そこで待ち受けていたのは、セルバン王の名を騙り、残虐な行為でその名を汚す人狼ゴーフェル。己の誇りと正義を懸け、偽者との対峙を果たすセルバンでしたが、その激闘の最中、世界を揺るがす異変が起こります。
突如として空と大地を覆い尽くす、正体不明の強大な「暗黒」。 物理的な敵を超越した「世界の終わり」を予感させる圧倒的な闇の前に、伝説の王セルバンはどう立ち向かうのか――。
セルバンの名を貶めるゴーフェルとの戦いは、単なる武力のぶつかり合いではなく、王としての資質や誇りを問うドラマ。偽者の邪悪さが、セルバンの持つ静かな強さをより一層際立たせます。

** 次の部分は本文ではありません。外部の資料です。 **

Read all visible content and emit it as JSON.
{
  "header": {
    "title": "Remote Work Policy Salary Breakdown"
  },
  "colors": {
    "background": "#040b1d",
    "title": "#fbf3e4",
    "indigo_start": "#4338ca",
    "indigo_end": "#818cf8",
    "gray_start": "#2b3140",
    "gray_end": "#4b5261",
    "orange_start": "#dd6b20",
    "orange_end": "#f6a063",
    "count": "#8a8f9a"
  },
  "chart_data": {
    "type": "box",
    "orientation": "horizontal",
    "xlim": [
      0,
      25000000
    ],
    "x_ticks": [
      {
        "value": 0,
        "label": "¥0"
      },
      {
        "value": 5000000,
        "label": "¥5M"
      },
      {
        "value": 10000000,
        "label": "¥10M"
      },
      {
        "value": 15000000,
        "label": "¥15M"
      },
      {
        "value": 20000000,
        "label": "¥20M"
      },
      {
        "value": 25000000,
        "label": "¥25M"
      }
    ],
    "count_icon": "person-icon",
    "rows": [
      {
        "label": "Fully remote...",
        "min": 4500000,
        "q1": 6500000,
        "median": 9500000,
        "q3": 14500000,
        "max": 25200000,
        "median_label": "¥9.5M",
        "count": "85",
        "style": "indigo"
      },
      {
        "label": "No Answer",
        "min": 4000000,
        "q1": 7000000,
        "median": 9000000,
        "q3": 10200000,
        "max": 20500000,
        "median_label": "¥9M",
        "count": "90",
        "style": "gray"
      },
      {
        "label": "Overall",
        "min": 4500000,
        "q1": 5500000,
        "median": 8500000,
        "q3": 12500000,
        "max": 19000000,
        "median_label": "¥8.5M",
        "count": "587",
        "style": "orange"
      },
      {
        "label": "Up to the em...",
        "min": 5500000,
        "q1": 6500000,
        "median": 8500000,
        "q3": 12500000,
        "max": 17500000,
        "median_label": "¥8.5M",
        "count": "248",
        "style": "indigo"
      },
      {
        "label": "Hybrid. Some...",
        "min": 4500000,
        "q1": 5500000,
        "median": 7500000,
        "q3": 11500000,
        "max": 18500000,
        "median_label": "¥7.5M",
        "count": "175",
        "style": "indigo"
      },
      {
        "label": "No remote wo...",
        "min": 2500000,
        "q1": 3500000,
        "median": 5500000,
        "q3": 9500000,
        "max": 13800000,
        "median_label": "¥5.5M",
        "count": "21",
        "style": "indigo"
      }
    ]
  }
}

また、後半で描かれる天変地異のごとき闇の到来シーンは圧巻。読者もキャラクターと共に「これには勝てないのではないか」という絶望感に飲み込まれるような、凄まじい演出です。
「これぞダークファンタジー」と言いたくなる重厚感。特筆すべきは、主人公セルバンの「重み」です。苦悩を抱えながらも剣を振るう彼の姿には、近年のライトなファンタジーにはない「命のやり取り」の感触があります。2巻のラスト、あの闇が世界をどう変えてしまうのか……。続きが気になります。